Pakistan’s Tribal region is the assumed headquarters of one of most dangerous militant organizations, Tehreek Taliban Pakistan (TTP), which began an insurgency against the state in 2007. During the ongoing security forces operation “Zarb-E-Azb” against TTP, Pakistan’s army celebrated on Friday, August 29, when Professor Ajmal Khan, vice-chancellor of Islamia College University, was freed after four years in Taliban captivity. But the keys to his freedom involve not only governmental actions or the protestations of Pakistan citizens, but also Khan’s own secret, powerful weapon: Education.
The Pakistani Taliban abducted Khan from Peshawar in September 2010, and for four years he wondered at what moment the TTP would simply shoot him and release video of his killing as a warning to others.

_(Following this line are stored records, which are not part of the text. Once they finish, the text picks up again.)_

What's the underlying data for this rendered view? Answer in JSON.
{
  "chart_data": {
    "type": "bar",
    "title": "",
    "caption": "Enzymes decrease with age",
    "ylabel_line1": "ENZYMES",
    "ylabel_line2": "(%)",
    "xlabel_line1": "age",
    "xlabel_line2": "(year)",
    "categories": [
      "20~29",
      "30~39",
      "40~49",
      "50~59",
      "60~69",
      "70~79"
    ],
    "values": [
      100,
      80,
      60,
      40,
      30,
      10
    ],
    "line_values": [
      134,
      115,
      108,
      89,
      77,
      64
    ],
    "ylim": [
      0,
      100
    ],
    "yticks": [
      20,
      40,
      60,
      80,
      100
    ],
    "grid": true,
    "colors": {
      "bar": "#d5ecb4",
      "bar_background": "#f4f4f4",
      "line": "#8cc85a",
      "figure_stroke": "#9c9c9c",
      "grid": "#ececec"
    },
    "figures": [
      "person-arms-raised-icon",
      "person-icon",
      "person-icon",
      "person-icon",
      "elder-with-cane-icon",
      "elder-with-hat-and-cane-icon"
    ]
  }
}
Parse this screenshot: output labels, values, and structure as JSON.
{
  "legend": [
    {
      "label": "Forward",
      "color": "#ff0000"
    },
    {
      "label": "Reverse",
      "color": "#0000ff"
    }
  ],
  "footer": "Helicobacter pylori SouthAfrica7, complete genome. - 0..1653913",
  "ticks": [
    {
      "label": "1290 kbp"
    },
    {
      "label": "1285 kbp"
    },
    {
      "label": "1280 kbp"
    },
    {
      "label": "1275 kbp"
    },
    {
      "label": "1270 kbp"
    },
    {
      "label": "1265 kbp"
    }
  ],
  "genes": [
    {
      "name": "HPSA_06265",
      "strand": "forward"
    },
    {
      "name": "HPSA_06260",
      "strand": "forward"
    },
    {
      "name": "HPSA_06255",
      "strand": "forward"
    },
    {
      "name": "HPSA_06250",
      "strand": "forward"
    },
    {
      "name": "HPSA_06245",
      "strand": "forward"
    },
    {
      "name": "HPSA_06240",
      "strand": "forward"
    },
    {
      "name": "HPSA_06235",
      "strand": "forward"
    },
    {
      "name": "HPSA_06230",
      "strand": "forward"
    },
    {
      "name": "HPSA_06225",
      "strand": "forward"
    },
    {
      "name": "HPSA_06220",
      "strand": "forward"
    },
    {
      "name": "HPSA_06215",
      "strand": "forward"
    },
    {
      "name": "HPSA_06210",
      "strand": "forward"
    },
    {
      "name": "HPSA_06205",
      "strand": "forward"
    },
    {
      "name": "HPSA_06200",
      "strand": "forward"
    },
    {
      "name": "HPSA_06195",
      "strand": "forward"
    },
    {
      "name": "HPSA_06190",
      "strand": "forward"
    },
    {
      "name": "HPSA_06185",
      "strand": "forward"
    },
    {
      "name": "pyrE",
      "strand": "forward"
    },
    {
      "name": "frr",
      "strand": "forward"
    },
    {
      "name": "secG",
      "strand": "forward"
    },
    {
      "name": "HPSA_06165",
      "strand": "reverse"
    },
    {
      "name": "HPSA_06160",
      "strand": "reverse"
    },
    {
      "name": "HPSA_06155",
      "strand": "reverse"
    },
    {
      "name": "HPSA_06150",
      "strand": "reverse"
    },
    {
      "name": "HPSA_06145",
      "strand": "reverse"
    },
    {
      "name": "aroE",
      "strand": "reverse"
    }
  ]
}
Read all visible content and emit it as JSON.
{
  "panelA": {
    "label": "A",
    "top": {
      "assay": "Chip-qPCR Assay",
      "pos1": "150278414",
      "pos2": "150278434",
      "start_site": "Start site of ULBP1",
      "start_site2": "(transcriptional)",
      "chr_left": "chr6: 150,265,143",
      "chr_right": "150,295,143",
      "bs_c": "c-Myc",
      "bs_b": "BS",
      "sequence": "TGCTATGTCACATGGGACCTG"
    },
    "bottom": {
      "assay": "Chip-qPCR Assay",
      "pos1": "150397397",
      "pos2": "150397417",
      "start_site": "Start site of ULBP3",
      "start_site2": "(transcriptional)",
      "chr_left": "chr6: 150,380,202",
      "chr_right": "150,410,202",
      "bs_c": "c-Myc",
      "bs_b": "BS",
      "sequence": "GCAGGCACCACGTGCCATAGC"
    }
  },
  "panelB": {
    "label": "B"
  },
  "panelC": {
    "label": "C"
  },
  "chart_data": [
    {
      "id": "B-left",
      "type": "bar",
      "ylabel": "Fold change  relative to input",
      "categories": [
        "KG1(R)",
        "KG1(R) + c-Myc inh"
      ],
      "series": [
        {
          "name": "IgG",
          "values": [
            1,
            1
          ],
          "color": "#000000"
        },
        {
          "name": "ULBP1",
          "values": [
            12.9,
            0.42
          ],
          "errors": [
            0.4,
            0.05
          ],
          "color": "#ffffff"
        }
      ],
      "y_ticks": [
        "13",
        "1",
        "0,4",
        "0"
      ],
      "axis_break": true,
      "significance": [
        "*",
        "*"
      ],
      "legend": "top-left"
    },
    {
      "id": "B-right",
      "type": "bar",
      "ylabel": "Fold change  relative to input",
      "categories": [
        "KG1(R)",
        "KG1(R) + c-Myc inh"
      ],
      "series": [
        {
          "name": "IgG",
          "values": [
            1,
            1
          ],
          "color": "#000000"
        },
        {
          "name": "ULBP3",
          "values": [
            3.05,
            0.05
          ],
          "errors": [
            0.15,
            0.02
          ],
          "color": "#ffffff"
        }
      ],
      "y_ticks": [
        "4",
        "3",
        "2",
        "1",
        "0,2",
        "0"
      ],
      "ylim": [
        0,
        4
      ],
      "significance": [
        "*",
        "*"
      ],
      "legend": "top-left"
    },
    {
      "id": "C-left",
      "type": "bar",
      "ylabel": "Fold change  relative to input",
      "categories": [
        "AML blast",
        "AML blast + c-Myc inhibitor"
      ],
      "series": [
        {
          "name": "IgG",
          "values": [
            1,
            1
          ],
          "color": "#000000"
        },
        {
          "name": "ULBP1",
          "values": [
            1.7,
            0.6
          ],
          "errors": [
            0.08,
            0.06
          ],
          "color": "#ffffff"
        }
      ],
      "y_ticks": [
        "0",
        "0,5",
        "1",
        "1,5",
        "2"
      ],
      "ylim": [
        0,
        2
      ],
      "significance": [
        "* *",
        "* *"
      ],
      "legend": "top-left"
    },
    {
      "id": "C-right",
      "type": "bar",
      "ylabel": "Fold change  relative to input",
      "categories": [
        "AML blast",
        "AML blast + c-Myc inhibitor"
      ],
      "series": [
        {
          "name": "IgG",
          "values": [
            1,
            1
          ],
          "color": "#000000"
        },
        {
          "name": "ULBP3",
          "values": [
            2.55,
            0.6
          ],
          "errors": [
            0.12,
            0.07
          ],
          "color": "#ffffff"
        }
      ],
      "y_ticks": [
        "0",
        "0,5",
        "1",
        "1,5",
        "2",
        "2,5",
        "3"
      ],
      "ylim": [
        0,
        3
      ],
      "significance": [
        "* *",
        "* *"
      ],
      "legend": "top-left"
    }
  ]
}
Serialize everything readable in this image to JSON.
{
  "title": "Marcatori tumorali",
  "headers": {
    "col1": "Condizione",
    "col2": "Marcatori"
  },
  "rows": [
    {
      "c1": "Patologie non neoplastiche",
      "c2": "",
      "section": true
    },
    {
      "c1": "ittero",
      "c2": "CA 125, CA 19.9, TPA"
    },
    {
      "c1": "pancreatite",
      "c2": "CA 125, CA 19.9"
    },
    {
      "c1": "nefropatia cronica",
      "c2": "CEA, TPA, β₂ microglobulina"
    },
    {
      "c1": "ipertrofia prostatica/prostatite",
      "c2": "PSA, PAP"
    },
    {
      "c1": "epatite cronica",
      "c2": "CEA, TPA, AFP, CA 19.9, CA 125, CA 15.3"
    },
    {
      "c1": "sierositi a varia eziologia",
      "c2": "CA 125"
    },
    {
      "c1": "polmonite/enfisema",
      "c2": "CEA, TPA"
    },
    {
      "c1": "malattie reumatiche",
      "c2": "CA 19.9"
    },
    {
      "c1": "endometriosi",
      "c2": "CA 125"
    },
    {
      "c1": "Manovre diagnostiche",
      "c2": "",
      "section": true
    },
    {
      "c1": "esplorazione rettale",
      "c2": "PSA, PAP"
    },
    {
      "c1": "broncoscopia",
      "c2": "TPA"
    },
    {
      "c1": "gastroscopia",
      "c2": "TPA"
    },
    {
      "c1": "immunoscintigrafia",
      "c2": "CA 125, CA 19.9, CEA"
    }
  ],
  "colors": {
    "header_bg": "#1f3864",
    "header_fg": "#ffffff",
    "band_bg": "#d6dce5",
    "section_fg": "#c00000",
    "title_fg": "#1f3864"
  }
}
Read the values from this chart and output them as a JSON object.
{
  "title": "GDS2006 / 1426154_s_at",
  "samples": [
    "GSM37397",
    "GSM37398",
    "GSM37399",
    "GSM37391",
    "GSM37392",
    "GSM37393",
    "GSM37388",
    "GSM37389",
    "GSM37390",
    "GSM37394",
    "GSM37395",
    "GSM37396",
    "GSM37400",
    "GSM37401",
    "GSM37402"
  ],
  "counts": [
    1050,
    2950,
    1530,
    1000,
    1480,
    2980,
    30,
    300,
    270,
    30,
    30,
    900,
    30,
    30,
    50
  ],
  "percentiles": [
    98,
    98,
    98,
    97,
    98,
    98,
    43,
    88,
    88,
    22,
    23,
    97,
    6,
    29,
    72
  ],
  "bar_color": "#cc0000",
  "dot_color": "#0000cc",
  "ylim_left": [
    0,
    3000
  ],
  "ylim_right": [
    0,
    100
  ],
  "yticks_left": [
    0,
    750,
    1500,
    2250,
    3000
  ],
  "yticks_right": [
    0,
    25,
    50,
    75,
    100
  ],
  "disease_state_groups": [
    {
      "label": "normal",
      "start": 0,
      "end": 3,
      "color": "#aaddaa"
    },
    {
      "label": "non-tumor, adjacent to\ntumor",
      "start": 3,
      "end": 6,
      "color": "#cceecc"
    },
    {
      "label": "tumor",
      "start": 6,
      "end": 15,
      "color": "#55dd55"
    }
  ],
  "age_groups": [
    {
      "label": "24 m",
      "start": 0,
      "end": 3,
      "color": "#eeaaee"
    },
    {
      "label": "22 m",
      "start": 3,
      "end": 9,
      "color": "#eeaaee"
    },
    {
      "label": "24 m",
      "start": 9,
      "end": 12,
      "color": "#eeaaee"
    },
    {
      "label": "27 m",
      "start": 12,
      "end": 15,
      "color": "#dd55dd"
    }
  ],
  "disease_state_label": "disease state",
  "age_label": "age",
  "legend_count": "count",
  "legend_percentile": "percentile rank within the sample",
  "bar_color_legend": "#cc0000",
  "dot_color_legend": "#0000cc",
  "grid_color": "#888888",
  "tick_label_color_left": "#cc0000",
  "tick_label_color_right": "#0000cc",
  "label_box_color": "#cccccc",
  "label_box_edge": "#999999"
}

Khan appeared in several TTP-orchestrated video messages asking the government to negotiate his release. Government officials said that, despite many rounds of back-channel talks in the past, the Taliban had refused to release Khan and demanded the release of important militant commanders held by Pakistan security forces. Pakistan human rights activists, university teaching staff and students in the Northwest had protested Khan’s kidnapping many times but all efforts to recover him were futile.
During his time in captivity, Khan started teaching two children of the Taliban. As time passed, other children came to learn, and by the time he was released, Khan was teaching English and math to 32 children of Taliban members.
On his return, Khan wore a long beard and appeared in good health despite his long captivity. The militants had treated him well, giving him medication for his heart condition and a radio so he could keep up with current affairs. Perhaps one effective effort toward Khan’s relatively favorable treatment and release was his own – a dedication to education, despite and because of the threat of imminent violence.
Education is one critical investment we can make as a global society toward the eradication of organized violence and terrorism, and Khan’s investment in his education and that of 32 children may have kept him physically unharmed during his four-year tenure as a Taliban prisoner. Inside the lion’s den, Khan planted seeds of self-actualization and critical thought that may grow in coming years, but we’ll need to water those seeds as a global community.
Khan was willing to improve the world – especially the world of those 32 children – while under threat of violence, and we should follow his example despite and because of the epidemic of violence we currently face. Khan, like many around the world, was surrounded by weapons of destruction. But it is the weapons of construction and transformation, such as education, which are the most powerful of all.